Conflict, Security and Development in East Africa

On May 13, 2011, the Permanent Missions of Finland and Kenya, in cooperation with Stimson Center’s Managing Across Boundaries program (MAB), hosted an event at the Finnish Consulate in New York titled, “Conflict, Security and Development in East Africa.” The event, attended by some 50 diplomats and experts, primarily from African nations, featured a distinguished panel including Stimson Center President Ms. Ellen Laipson, Ambassador Ochieng Adala, Deputy Director of the Africa Peace Forum and MAB in-region collaborator, and Mr. Øistein Moskvil Thorsen from Oxfam International.

Dr. Janne Taalas, Deputy Permanent Representative of Finland to the United Nations, opened the meeting by declaring that Africa has been a top priority for the Government of Finland for several decades and that Helsinki is prepared to address the complex relationship between security and development on the continent.  In her remarks, Ms. Laipson highlighted the importance of building stronger public-private partnerships in order to bridge the security-development divide. She noted critical links between human security and development priorities in East Africa, including public health and economic growth, to capacity-building assistance available in the nonproliferation and counterterrorism contexts. Ambassador Adala provided an “on-the-ground” analysis of the nexus between security and development, particularly focusing on trafficking of small arms and the impact on human security and development throughout the East African sub-region. The former Kenyan representative to the UN further explained the benefits of forging partnerships between governments, sub-regional and nongovernmental organizations in tackling East Africa’s security threats and development needs. Mr. Thorsen placed the security-development discussion in the context of the forthcoming Arms Trade Treaty negotiations. Mr. Thorsen also demonstrated several “dual-benefit” assistance opportunities, including security sector reform and border and customs capacity-building. In closing, Dr. Josephine Ojiambo, Deputy Permanent Representative of Kenya to the UN, synthesized the central themes of the panelists’ remarks and the question and answer session, and reiterated the significance of innovatively connecting the security and development needs of the region to ameliorate the challenges faced by both areas.

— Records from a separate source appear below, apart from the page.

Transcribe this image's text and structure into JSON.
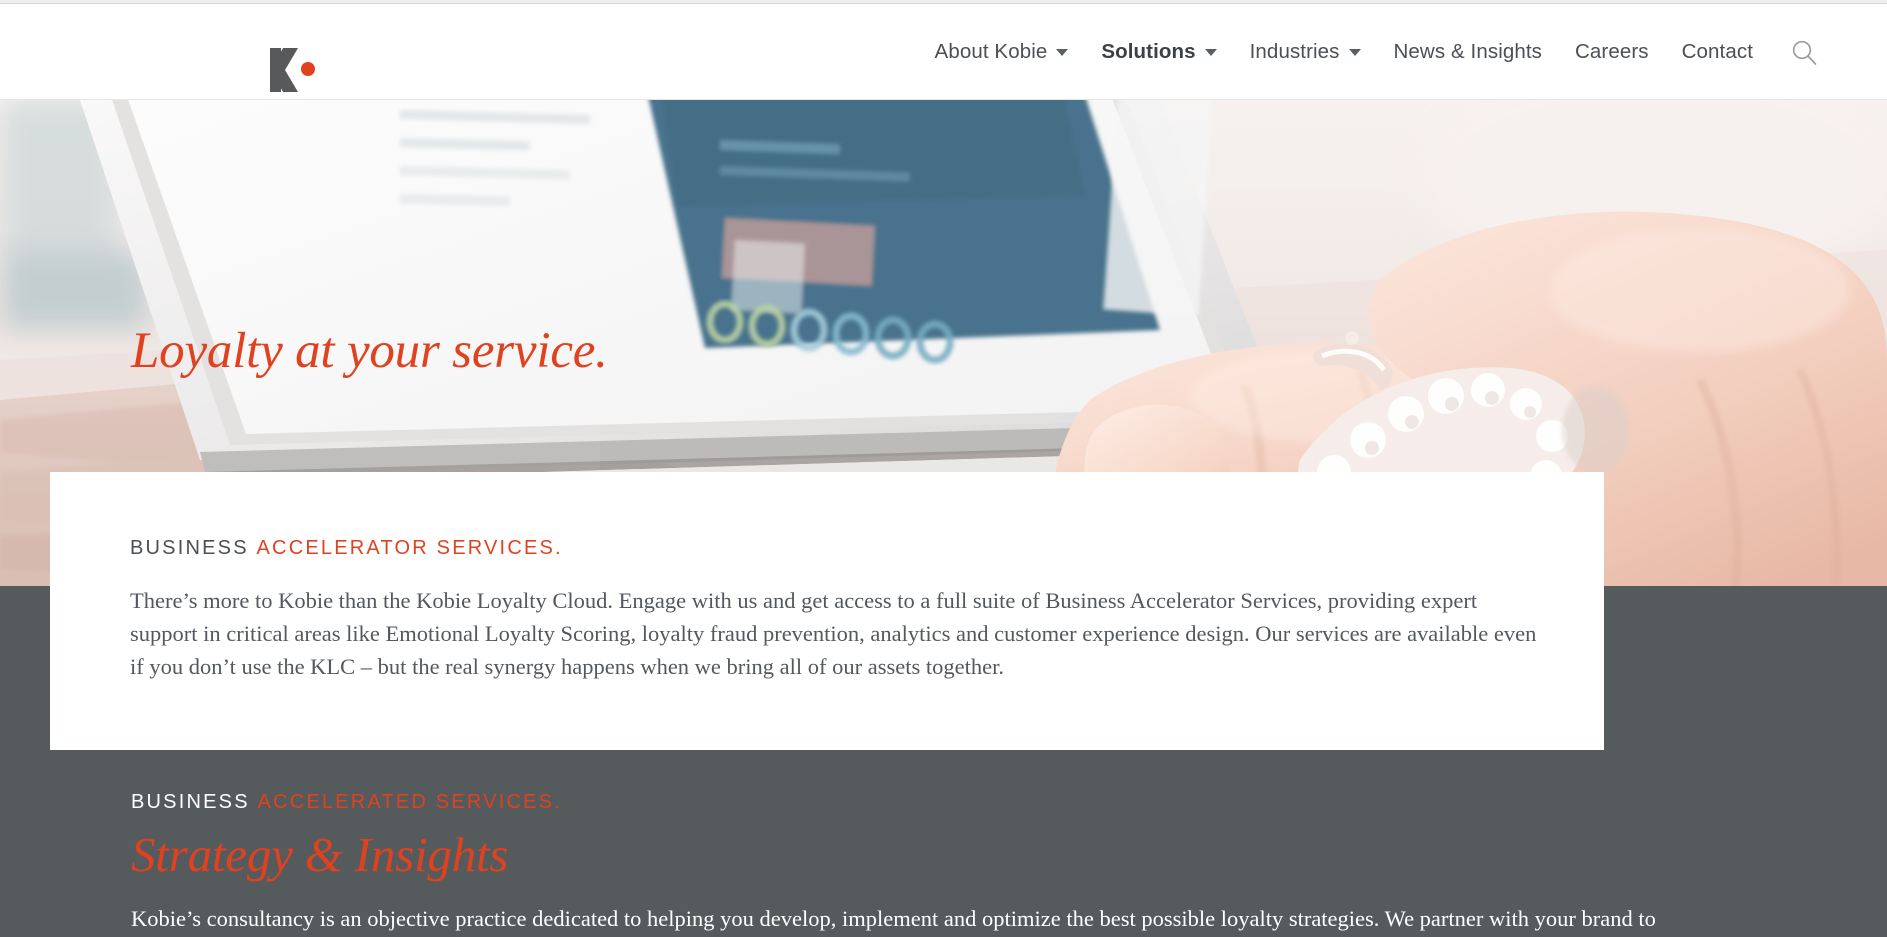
{
  "header": {
    "logo_name": "kobie-logo",
    "nav": [
      {
        "label": "About Kobie",
        "has_caret": true,
        "active": false
      },
      {
        "label": "Solutions",
        "has_caret": true,
        "active": true
      },
      {
        "label": "Industries",
        "has_caret": true,
        "active": false
      },
      {
        "label": "News & Insights",
        "has_caret": false,
        "active": false
      },
      {
        "label": "Careers",
        "has_caret": false,
        "active": false
      },
      {
        "label": "Contact",
        "has_caret": false,
        "active": false
      }
    ],
    "search_icon": "search-icon"
  },
  "hero": {
    "title": "Loyalty at your service.",
    "image_alt": "hands typing on a laptop at a wooden desk"
  },
  "card": {
    "eyebrow_primary": "BUSINESS",
    "eyebrow_accent": "ACCELERATOR SERVICES.",
    "paragraph": "There’s more to Kobie than the Kobie Loyalty Cloud. Engage with us and get access to a full suite of Business Accelerator Services, providing expert support in critical areas like Emotional Loyalty Scoring, loyalty fraud prevention, analytics and customer experience design. Our services are available even if you don’t use the KLC – but the real synergy happens when we bring all of our assets together."
  },
  "dark_section": {
    "eyebrow_primary": "BUSINESS",
    "eyebrow_accent": "ACCELERATED SERVICES.",
    "heading": "Strategy & Insights",
    "paragraph": "Kobie’s consultancy is an objective practice dedicated to helping you develop, implement and optimize the best possible loyalty strategies. We partner with your brand to"
  },
  "colors": {
    "accent": "#e0421f",
    "dark_band": "#555a5c",
    "logo_gray": "#57595b",
    "body_text": "#53585f",
    "nav_text": "#4b4f56"
  }
}
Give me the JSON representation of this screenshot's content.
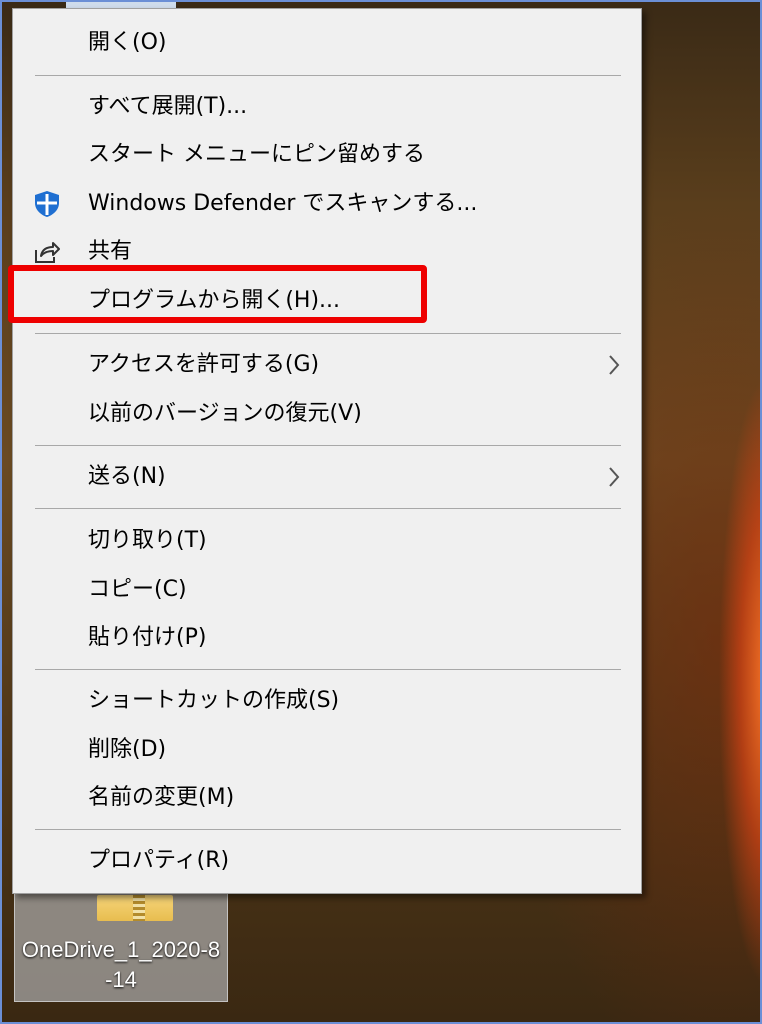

The event was part of MAB’s continued research, analysis and regional outreach under its “Beyond Boundaries Initiative,” which seeks innovative ways to utilize international security assistance to simultaneously benefit regional security and development needs. In East Africa, the program has already identified “hard security” related assistance as pathways to capacity building vis-à-vis public health infrastructure and disease surveillance, as well as toward border security to curb the small arms trafficking threat.

“The Beyond Boundaries Initiative,” formerly known as the “Next 100 Project,” is one of MAB’s flagship projects that hopes to change the current dialogue on international security assistance so that donor and recipient states alike can have a more productive relationship in overcoming both “hard security” priorities, such as proliferation of chemical, biological and nuclear weapons, as well as terrorism, and regional security priorities and development objectives. Besides engaging with East African governments and other stakeholders in the sub-region, MAB is also engaged in the Caribbean Basin, Central America and the Middle East. At the end of 2011 and throughout 2012, MAB will begin working with on-the-ground actors in the Andean Community and Southeast Asia.